La Vengeance du Marquis de Sade

On peut dire [sans se tromper] que Donatien Alphonse François de Sade haïssait Aix-en-Provence. « Le sieur Sade » dit la sentence « aura sur l’échafaud la tête tranchée et le valet, sur une potence, sera pendu et étranglé ». Dans les faits, c’est le 12 septembre 1772 et en effigie que les coupables seront exécutés.

Un article écrit sur la base d’un article de Jean-Pierre Casselys.

Marquis de Sade — La Vengeance du Marquis de Sade

L’histoire débute par un problème d’argent obligeant le Marquis à partir pour Marseille afin de toucher une lettre de crédit. En pleine déprime et n’ayant pas encore Canal+ [chaîne fabuleuse pour dégorger ses humeurs], il se devait d’oublier le virtuel et se contenter du réel. Rentre alors son fidèle Latour [les valets sont toujours fidèles] auquel il demande de lui préparer rapidement « un plan cul ».

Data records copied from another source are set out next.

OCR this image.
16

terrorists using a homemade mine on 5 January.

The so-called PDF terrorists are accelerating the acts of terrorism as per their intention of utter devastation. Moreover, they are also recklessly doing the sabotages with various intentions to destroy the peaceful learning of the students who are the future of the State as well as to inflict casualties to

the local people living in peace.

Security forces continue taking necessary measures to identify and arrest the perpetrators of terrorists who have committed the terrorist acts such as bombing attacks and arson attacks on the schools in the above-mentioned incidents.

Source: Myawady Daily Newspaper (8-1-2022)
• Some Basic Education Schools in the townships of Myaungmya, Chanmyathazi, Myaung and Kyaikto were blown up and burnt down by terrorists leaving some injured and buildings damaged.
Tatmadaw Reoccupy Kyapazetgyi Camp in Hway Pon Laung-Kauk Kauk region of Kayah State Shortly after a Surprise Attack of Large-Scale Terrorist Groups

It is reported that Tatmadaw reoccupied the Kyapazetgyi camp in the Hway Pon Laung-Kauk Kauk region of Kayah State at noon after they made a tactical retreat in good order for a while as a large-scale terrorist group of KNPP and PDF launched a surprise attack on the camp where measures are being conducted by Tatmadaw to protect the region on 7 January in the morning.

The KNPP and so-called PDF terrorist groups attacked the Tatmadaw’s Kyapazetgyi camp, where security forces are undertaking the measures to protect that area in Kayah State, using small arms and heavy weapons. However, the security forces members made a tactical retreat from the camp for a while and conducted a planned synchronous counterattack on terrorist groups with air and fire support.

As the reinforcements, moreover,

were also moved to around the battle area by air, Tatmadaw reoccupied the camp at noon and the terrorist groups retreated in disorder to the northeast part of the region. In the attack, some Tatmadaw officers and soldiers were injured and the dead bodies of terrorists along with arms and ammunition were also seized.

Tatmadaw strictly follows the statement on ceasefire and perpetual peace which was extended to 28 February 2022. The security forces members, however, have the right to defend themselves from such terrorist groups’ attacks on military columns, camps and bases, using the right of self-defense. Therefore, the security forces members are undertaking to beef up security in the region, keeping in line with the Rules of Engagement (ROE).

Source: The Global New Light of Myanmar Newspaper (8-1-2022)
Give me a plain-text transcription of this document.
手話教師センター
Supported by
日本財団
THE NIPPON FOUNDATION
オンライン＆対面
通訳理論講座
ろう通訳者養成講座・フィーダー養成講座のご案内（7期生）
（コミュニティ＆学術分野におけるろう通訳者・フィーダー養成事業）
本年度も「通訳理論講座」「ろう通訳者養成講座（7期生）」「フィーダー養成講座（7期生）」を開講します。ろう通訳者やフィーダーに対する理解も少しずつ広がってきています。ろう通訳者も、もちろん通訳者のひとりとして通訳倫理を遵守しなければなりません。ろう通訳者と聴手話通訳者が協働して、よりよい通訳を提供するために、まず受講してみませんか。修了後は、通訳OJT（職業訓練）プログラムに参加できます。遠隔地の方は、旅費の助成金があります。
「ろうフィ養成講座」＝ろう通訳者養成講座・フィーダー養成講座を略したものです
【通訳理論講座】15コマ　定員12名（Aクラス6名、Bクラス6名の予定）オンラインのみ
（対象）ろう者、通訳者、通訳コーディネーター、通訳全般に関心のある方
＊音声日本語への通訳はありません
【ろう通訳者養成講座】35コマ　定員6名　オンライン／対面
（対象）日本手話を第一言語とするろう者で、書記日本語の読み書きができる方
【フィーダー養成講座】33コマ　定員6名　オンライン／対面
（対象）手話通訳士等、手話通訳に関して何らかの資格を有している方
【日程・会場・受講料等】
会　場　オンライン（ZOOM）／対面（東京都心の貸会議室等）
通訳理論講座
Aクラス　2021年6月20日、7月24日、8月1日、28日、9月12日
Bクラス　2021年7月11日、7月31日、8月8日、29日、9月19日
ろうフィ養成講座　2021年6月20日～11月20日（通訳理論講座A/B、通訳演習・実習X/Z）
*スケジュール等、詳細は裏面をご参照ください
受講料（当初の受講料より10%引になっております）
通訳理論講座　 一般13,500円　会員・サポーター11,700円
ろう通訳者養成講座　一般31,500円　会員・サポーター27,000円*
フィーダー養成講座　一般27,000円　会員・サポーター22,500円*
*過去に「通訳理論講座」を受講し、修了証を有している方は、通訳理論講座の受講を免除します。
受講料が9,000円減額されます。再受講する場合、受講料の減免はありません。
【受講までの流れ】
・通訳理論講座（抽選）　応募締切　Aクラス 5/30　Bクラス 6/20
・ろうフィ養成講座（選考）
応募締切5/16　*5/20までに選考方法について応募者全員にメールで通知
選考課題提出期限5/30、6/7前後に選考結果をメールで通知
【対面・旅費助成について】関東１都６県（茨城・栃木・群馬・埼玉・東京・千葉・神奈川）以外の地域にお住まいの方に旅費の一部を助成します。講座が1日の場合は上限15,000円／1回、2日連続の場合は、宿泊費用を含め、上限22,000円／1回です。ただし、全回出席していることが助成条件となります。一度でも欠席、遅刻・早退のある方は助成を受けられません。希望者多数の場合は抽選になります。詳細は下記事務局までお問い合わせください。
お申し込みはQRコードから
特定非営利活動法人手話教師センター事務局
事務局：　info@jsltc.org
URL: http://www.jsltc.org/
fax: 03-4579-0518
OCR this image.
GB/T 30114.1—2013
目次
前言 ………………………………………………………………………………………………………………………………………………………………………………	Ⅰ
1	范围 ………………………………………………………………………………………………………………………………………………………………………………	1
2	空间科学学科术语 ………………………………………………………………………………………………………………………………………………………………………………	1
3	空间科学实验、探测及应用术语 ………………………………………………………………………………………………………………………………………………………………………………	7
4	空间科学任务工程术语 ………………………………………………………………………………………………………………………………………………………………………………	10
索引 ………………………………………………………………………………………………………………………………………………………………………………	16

C’est le 25 juin 1772, au troisième étage du 15 bis de la rue d’Aubagne à Marseille [à quelques numéros des immeubles qui ce sont effondrés dernièrement (ndlr)], que se déroule la partie fine. Au programme, 4 filles publiques : Mariette Borely, née à Valensole, 23 ans ; Marianne Laverne, lyonnaise, 18 ans ; Marianette Laugier, de la ville d’Aix, 20 ans ; Rose Coste, née dans le Rouergue, 20 ans. Dès son arrivée, le Marquis sort de sa poche des pastilles aphrodisiaques à la cantharide qu’il demande aux filles d’avaler.

C’est là que tout se gâte ; pour avoir absorbé trop de pilules, l’une des jeunes femmes se croit empoisonnée et porte plainte auprès de la Police pour : flagellation reçue et infligée, futution [possession charnelle], pédication [coït anal], sodomie et empoisonnement. [aïe… pauvre enfant]

Le 3 septembre 1772, le procureur du roi à Marseille prononce la sentence. Le Marquis et son valet seront exécutés, après avoir fait amende honorable devant la cathédrale. Prévenu à temps, il s’enfuira en Italie déguisé en curé.

Sade ne pardonnera jamais à Aix de l’avoir condamné. Il se vengera par écrit de celui qui le condamna : le Président Fontanis. Il écrira pour cela le fameux texte du « Président mystifié » : « C’est une espèce de bête […] rigoriste par état, minutieux, crédule, entêté, vain, poltron, bavard et stupide par caractère, tendu comme un oison dans sa contenance, grasseyant comme Polichinelle, communément efflanqué, long, mince et puant comme un cadavre […] Au-dessus de la taille grêle, et même un peu voûtée […], on apercevait chez M. de Fontanis un occiput étroit, peu bas, fort élevé par le haut, décoré d’un front jaune que couvrait magistralement une perruque à plusieurs circonstances, dont on n’avait point encore vu de modèle à Paris; deux jambes un peu torses soutenaient avec assez d’appareil cet ambulant clocher, de la poitrine duquel s’exhalait, non sans quelques inconvénients pour les voisins, une voix glapissante, débitant avec emphase de longs compliments moitié français, moitié provençaux, dont il ne manquait jamais de sourire lui-même avec une telle ouverture de bouche que l’on apercevait alors jusqu’à la luette un gouffre noirâtre, dépouillé de dents, excorié en différents endroits […] Indépendamment de ces attraits physiques, M. de Fontanis avait des prétentions au bel esprit […] Une seule classe d’individus avait des droits sur l’âme cuirassée de M. de Fontanis, c’était celle des catins ».

Cette haine d’Aix, le Marquis l’évoque encore 15 ans après avoir échappé au billot : « Quant à Aix, ce “bourbier d’Aix”, elle est la ville de l’échafaud toujours dressé par des marchands de thon accidentellement vêtus d’une jaquette, dont pas un seul ne sait seulement le français ».